Perhaps the most evocative area of Discovery Point is the wardroom downstairs and the wood- panelled cabins of Scott, Shackleton and the other adventurers who took the Dundee-built research vessel to the Antarctic in 1901.
This is where they spent many cold dark, blowy winter nights, alone with their thoughts, perhaps wondering if they would ever reach home as they waited, ‘nipped’ in ice, for rescue.
Discovery came to mind when a rare 19th Century ship’s cabin bed appeared at Hall’s of Shrewsbury.
This impressive mahogany and teak bunk, with high back and side rails above a box base, was fitted with a sprung iron mattress base and seemingly original straw-filled mattress.
With a label for the retailer John Baker & Co, Ltd of London, the six-feet long bed had an alignment of short and long drawers with flush-fitting brass handles of the type often seen on campaign chests.
The bed came to auction by direct descent from Edward Beck (1803-1861), a watch-keeper on merchant sailing ships trading in the 1820s.
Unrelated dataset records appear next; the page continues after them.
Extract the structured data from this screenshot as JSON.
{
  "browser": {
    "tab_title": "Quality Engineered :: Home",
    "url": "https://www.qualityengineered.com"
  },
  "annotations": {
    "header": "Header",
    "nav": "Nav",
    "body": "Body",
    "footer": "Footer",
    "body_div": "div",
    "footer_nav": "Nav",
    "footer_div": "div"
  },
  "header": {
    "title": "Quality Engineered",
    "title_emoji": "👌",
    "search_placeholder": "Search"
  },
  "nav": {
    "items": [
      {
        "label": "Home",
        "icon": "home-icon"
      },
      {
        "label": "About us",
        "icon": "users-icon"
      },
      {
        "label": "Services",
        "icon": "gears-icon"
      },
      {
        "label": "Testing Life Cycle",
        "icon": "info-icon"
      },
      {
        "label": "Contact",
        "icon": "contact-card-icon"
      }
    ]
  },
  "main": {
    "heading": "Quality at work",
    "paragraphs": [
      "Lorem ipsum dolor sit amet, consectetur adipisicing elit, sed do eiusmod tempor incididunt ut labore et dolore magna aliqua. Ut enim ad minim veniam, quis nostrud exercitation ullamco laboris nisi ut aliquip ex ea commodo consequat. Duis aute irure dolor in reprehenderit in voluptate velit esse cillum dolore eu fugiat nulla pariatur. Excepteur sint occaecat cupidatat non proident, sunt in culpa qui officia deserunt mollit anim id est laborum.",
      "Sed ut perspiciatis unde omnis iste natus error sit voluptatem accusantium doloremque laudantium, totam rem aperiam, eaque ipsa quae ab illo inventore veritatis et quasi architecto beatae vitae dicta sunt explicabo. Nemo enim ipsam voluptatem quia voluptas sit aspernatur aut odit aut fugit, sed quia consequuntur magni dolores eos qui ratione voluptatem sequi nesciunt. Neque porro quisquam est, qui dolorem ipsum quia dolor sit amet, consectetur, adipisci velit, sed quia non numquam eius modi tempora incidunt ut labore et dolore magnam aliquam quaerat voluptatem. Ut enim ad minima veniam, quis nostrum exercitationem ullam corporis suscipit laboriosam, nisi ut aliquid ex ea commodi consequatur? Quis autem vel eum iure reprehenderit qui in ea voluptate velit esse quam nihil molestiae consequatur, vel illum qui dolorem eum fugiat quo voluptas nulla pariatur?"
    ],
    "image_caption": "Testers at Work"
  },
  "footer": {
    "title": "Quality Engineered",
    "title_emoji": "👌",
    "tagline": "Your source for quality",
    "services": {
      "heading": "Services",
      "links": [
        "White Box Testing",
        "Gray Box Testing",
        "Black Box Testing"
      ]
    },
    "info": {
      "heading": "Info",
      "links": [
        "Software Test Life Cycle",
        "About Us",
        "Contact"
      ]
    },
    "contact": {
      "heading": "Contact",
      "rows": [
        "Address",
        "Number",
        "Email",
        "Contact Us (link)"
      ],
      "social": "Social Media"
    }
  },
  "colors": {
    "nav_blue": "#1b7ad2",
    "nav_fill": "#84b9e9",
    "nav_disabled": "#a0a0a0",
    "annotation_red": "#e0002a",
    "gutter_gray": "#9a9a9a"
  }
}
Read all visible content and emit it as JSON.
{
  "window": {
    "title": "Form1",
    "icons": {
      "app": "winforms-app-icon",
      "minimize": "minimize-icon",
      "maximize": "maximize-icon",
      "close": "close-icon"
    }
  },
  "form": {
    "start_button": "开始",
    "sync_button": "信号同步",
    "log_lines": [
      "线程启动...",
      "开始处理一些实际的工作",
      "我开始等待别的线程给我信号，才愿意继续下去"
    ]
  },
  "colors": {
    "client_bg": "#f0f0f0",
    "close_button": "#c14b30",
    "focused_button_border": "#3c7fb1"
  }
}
Beck served as an officer on many ships, going on some long voyages to North America and India. His diaries were later edited and published as The Sea Voyages of Edward Beck.
All sailors kept their goods and possessions in a sea chest of some sort, and for mates and officers it could be quite a large receptacle. When they changed ship, their chest was sent on ahead to the new posting.
A rare survivor – and one used by later generations of the Beck family as a bunk bed in student days – the cabin bed sold for £1700 against expectations of £600-£800.
Picture: Ship’s cabin bed, £1700 (Hall’s of Shrewsbury).